Monkey-man
Usha KR
Penguin
260 pages
Rs299
Usha KR is back. After A Girl And A River won the Vodafone Crossword Award and was short-listed for the Commonwealth Writers’ Prize, comes Monkey-Man, her fourth novel.
On the face of it, this is about split narratives after sightings of the mysterious monkey-man that sent shivers down India’s spine. But the monkey-man here is mostly metaphor and partly the surprise dénouement while standing roughly for the unknown that shapes a metro’s phobias and paranoia.
Bangalore has rarely occupied so much literary space. From Pensioner’s Paradise to Silicon Valley, Indian-made khatara two-wheeler to foreign collaboration power machine, chai corners to lounge bars, its commie heroes swapped for dashing RJs, the chaotic traffic, dug-up roads, flyovers, call-centre affluence, IT identity... The changing dynamics call for redefinitions and point to urban-rural paradoxes at once poignant and comical. Holy water in an empty Pepsi bottle and the disappearance of the “single plait taut with hair oil.” In such times of hasty modernisation, Usha sets her novel.

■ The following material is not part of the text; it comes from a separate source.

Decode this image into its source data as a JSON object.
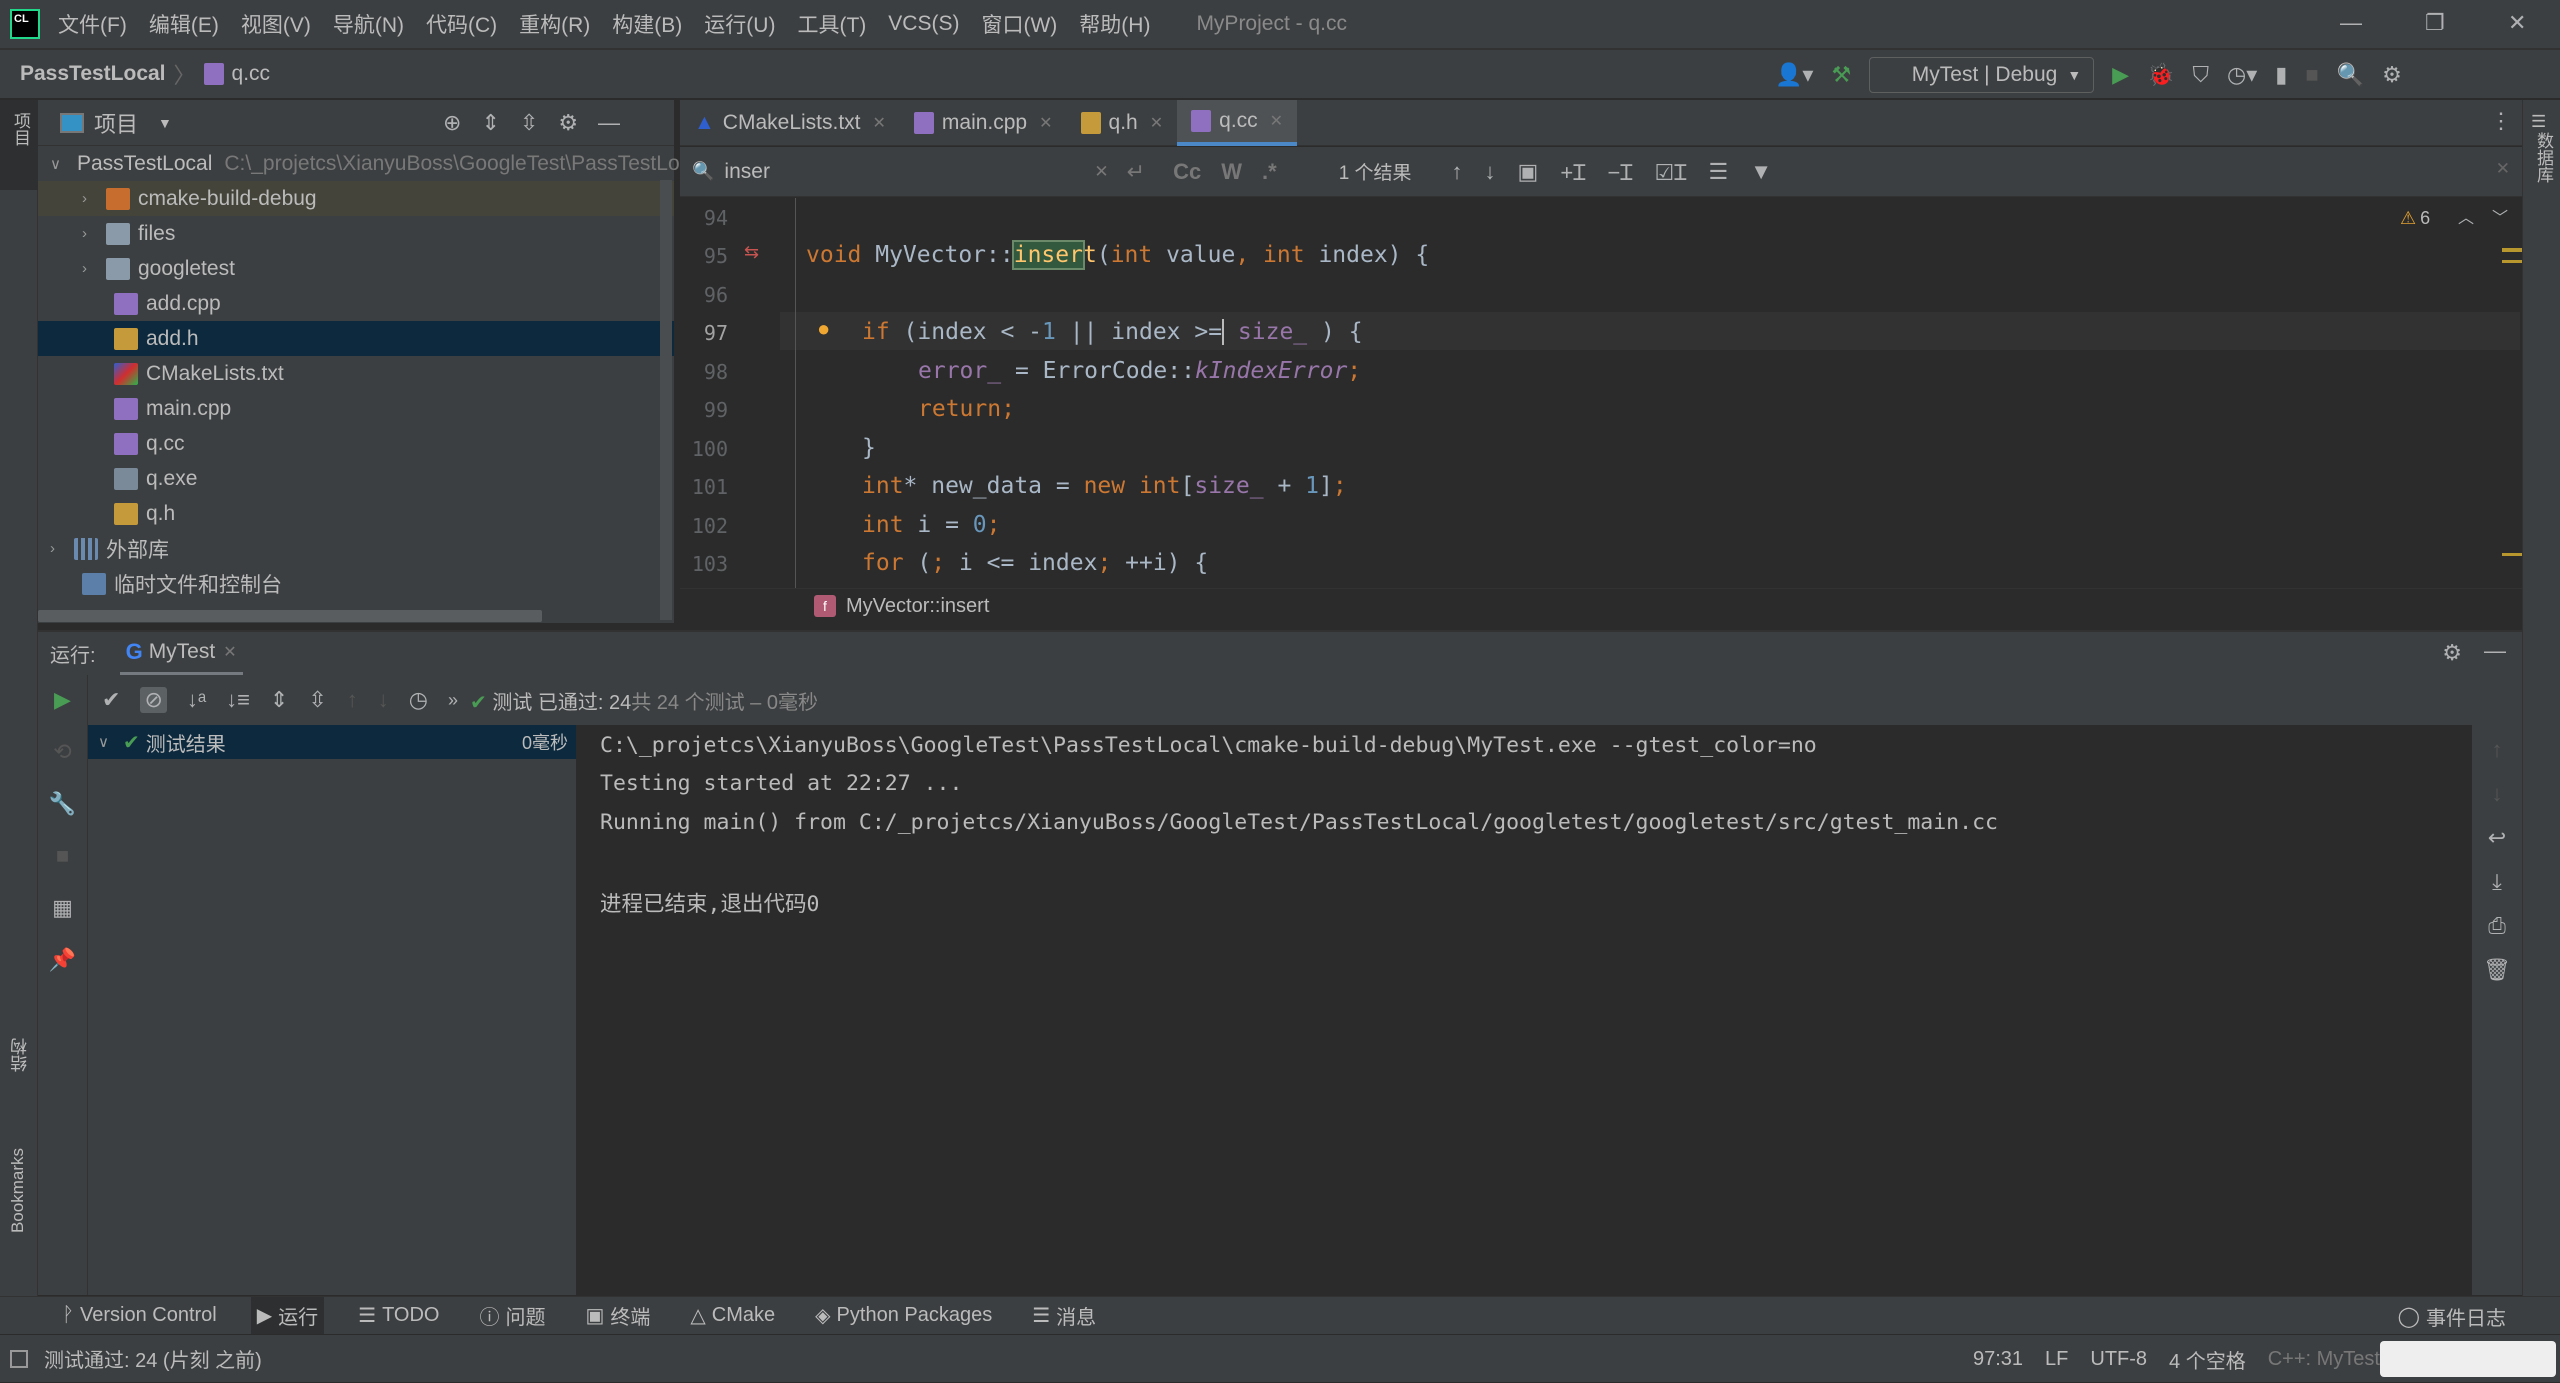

Amidst the laments for the mislaid — “the art of the cement lattice, the waves and the lotuses, was now lost” — and the pervading sense of irony, is a gentle humour that offsets Indian English; for instance a jeweller’s invite to “display your family jewels.”
After introducing her main characters — brought together loosely only on the basis of their brush with the monkey-man — the author takes her time building myriad strands, before a fiercely focused second half fastens reader seatbelts with its purposeful plotting and masterful control of main story.
Bound together by their simian connection, teacher Shrinivas Moorthy, call-centre employee Pushpa Rani, secretary Neela Mary Gopalrao, and peon Sukhiya Ram explain to the media and radio-jockey Bali Brums what they think they saw. Flashbacks fuel the narrative and flesh out each character while aftermaths keep faith with the beginnings.
There is the pleasantly surprising touch of the lyrical and the sensuous. A “just-discarded sari-blouse still inhabited by the ghosts of her breasts” and “no amount of pleasuring himself had prepared him for the real thing, of how transfiguring skin and mouth could be.”
There are also the seasoned summings-up of the sociological, political, even matrimonial; “He could say now that there was harmony between them, of a workable kind. Of course, it would be such a bonus if they liked each other.”
While riding through its rich past and switching on all the festive lights that brighten Bangalore’s by-lanes, there is still the RJ dude’s advice to old-timers: “History is your bread and butter, but it’s the present that talks to me.”
A chronological record of a city’s aspirations, the book talks about the price it pays for this dream. Once was Bangalore…. did anyone say Bengaluru?